Article Text
Abstract
Introduction/Background Cervical cancer is to a great extent preventable disease through detection and treatment of cervical intraepithelial neoplasia (CIN). All local treatment modalities are efficient in preventing CIN. The influence of different techniques on the risk of recurrence remains therefore unclear. The minimum radicality of treatment to prevent treatment-induced morbidity and the increased risk of future invasion is required. The aim of the study was to assess the adequacy of cone biopsy excision of naked eye lesions as a method of treatment of cervical intraepithelial neoplasia (CIN). Women treated with LEEP were used as control.

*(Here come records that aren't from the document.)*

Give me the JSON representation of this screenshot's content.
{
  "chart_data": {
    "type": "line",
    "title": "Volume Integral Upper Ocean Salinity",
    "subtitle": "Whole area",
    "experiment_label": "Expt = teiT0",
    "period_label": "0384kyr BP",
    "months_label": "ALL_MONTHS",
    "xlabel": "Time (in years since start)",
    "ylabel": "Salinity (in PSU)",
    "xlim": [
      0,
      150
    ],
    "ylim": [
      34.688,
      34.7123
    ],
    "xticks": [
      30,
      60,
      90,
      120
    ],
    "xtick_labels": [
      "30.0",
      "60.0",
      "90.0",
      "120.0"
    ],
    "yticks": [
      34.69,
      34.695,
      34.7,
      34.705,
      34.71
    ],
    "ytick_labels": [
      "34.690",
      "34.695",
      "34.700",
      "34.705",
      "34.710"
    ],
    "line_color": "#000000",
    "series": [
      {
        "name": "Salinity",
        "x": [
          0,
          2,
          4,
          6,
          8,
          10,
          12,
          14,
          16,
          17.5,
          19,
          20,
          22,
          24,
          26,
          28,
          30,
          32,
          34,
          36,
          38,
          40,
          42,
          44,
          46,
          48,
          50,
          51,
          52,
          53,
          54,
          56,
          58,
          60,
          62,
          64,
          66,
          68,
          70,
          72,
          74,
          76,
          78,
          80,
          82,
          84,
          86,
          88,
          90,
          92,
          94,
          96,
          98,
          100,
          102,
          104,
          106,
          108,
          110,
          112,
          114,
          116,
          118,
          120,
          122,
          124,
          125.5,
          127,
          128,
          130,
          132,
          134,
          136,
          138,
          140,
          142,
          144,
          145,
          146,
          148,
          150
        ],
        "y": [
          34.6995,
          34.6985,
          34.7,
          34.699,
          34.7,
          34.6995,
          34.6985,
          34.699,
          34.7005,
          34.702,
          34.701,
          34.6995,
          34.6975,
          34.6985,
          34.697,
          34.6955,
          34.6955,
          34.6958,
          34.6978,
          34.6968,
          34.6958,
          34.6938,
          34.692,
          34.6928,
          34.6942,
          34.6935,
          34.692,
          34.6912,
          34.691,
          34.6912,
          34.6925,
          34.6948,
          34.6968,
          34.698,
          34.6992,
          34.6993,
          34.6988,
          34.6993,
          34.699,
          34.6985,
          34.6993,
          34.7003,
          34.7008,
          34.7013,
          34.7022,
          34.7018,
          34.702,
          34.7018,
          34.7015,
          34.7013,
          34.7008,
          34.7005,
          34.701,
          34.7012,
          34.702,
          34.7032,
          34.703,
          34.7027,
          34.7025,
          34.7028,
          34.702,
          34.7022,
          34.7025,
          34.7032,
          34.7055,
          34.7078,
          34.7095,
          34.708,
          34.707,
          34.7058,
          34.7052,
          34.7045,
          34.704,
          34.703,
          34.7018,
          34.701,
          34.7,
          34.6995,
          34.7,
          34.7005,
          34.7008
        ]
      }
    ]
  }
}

Methodology The current study was randomized clinical trial. Cone biopsy excision of naked eye lesions was compared to LEEP of the transformation zone in women undergoing surgical treatment of CIN. The primary outcome was involvement status of the margin of the resected cone. Secondary outcomes were procedure time, blood loss, hemostasis time, intraoperative and postoperative complications, size of the resected area and postoperative pain, validated by visual analog scale (VAS).
Results Ninety women were evaluated for disease persistence after excision of the naked eye lesions using cone biopsy excision. Eighty-five cases treated with excision of the transformation zone using LEEP. There is no statistically significant difference as regarding the margin involvement of the resected cone, the primary outcome, was observed between cone biopsy excision and LEEP (11/90 [12%] vs 8/85 [9.4%], respectively; p = 0.55, OR=1.34 95% CI: 0.5115). Postoperative pain was lower after cone biopsy excision (VAS: 0 [0–2] vs1 [0–3]; p = 0.02). The secondary outcome parameters; procedure time, blood loss, hemostasis time, intraoperative and postoperative complications and size of the resected area were not different between the study groups. Age, parity, contraception method and body mass index did not influence the primary and secondary outcome parameters using multivariate analysis.
Conclusion Cone biopsy excision and LEEP are evenly effective and safe procedures.
Disclosures No conflict of interest related to this research.